漂う雰囲気がなんともいえない
★★★★☆
異色の登場人物です。
決して推理をひけらかしはしません。
しかしその指摘は、
とてつもなく的を射ているのですから。
さらに異色なのは
どこからともなく、現れ、
そしてスーッと消えてしまうこと。
まさにさすらいの探偵なのです。
内容としては短編のため
表現に若干の不足が見られますが
それでも、この異色の探偵の雰囲気が
なんともマッチしていて読み手を不思議な世界へと
連れて行ってくれます。
数少ない、クリスティーの作品では
読めるほうの短編集です。
サタースウェイトとクィン
★★★★★
サタースウェイトとクィンが登場する短編集。12作品。
サタースウェイトは、物語の主人公である。
話によっては69歳となっている。
引退して余生を送っているので、探偵というわけではない。
クィン氏は、突然現れて消えてゆく謎の人である。
サタースウェイト氏が、事件を解決するのを誘導する質問をする。
「事実をありのままに見る」
と、見えてこなかったことが見えてくるという。
出しゃ張りのポアロに対して、
真逆の性格のようだが、
事実に対する接近方法は、似ているかもしれない。
人が思っていることの中に、回答があるという。
ミステリアスかつ味わい深い短編集
★★★★★
メアリ・ウェストマコット名義で書かれた一連の「愛の小説」シリーズなど、
クリスティー作品には、推理小説以外にも、味わい深い作品が多いのですが、
まちがいなく、この作品もそうだと思います。
「道化師」の名前を持ち、どこからともなく現われ、どこからともなく去っていく
不思議な人物、ハーリ・クィン氏。
ただ、あえて彼の行動に法則を求めるとするなら、
彼の現れる所、男女の愛憎ありといった所でしょうか。
私は「クィン氏登場」・「窓ガラスに映る影」・「<鈴と道化服>亭奇聞」・「クルピエの真情」・「海から来た男」・「闇の声」・「死んだ道化役者」・「翼の折れた鳥」・「道化師の小径」が気に入っています。

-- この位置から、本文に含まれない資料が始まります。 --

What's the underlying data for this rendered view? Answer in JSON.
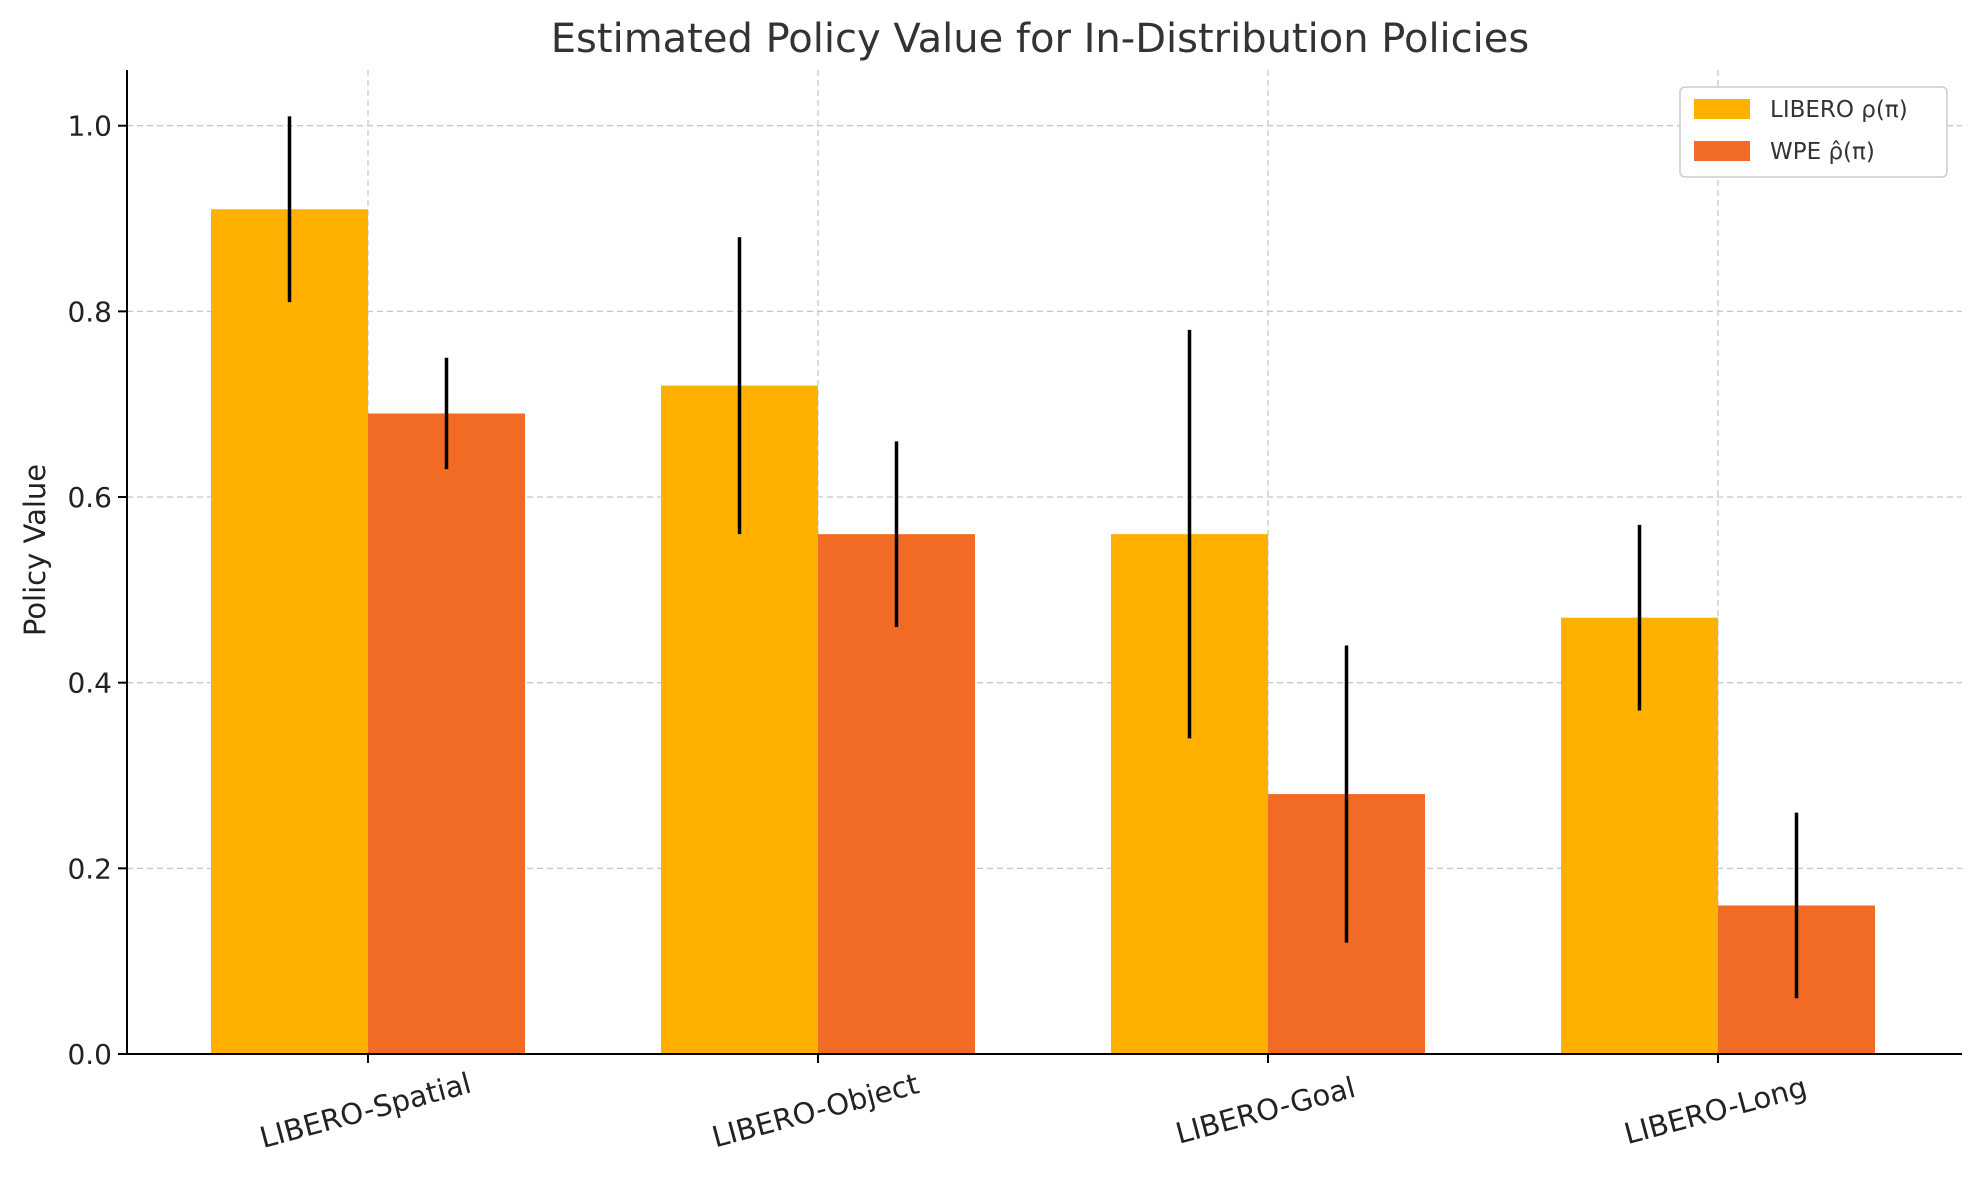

大人の男女の機微を描いた「クルピエの真情」、ミステリアスな女性メイベルの醸し出す雰囲気が、
ストーリー全体に独特の印象を与えたまま、衝撃の真相へと展開していく、「翼の折れた鳥」、
静かな感動を呼ぶ「海から来た男」、
衝撃的かつ、深い余韻を残す「道化師の小径」が特に印象的でした。
不思議な物語
★★★★★
ハーリ・クィン。いつも黒い服を着ているが、カラフルな衣裳を着て仮面をかぶっているように見える男。恋愛がからんだ事件が起きると現れ、示唆をして去っていく。
彼の示唆を受けて実際に事件を解決するのがサタースウェイト。人間ドラマの観察者。芸術のパトロン。

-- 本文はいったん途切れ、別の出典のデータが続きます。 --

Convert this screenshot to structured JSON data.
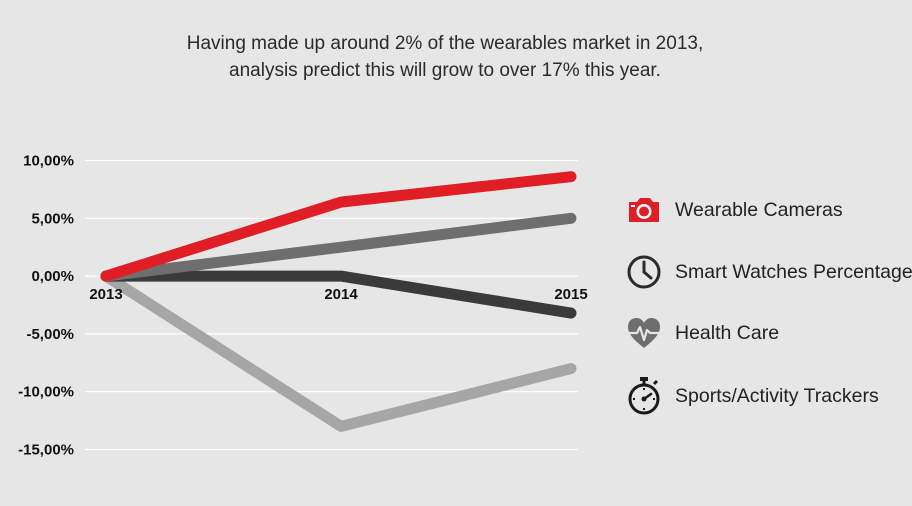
{
  "header": {
    "subtitle_line1": "Having made up around 2% of the wearables market in 2013,",
    "subtitle_line2": "analysis predict this will grow to over 17% this year."
  },
  "chart_data": {
    "type": "line",
    "title": "",
    "subtitle": "Having made up around 2% of the wearables market in 2013, analysis predict this will grow to over 17% this year.",
    "xlabel": "",
    "ylabel": "",
    "categories": [
      "2013",
      "2014",
      "2015"
    ],
    "ylim": [
      -15,
      10
    ],
    "yticks": [
      10,
      5,
      0,
      -5,
      -10,
      -15
    ],
    "ytick_labels": [
      "10,00%",
      "5,00%",
      "0,00%",
      "-5,00%",
      "-10,00%",
      "-15,00%"
    ],
    "grid": true,
    "legend_position": "right",
    "series": [
      {
        "name": "Sports/Activity Trackers",
        "color": "#a6a6a6",
        "icon": "stopwatch-icon",
        "values": [
          0,
          -13,
          -8
        ]
      },
      {
        "name": "Smart Watches Percentage",
        "color": "#3a3a3a",
        "icon": "clock-icon",
        "values": [
          0,
          0,
          -3.2
        ]
      },
      {
        "name": "Health Care",
        "color": "#6e6e6e",
        "icon": "heart-pulse-icon",
        "values": [
          0,
          2.5,
          5
        ]
      },
      {
        "name": "Wearable Cameras",
        "color": "#e01e26",
        "icon": "camera-icon",
        "values": [
          0,
          6.4,
          8.6
        ]
      }
    ],
    "legend_order": [
      "Wearable Cameras",
      "Smart Watches Percentage",
      "Health Care",
      "Sports/Activity Trackers"
    ]
  }
}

本格ミステリとはいえないかもしれないが、不思議な魅力を持った短編集。クリスティー、と聞いたらポアロやマープルを思い浮かべる人に読んで欲しい。
評価が分かれる作品かも
★★★☆☆
作品全体に謎めいた雰囲気が漂うという点では「ミステリー」なのでしょうが,ポワロやマープルのような探偵や推理小説的なものを期待して読むとちょっと(私のように)がっかりするかもしれません。むしろ同じクリスティー女史の「パーカーパイン」に近い,人生とか愛情とかを扱った(と一言で片付けたくはないのですが)短編集です。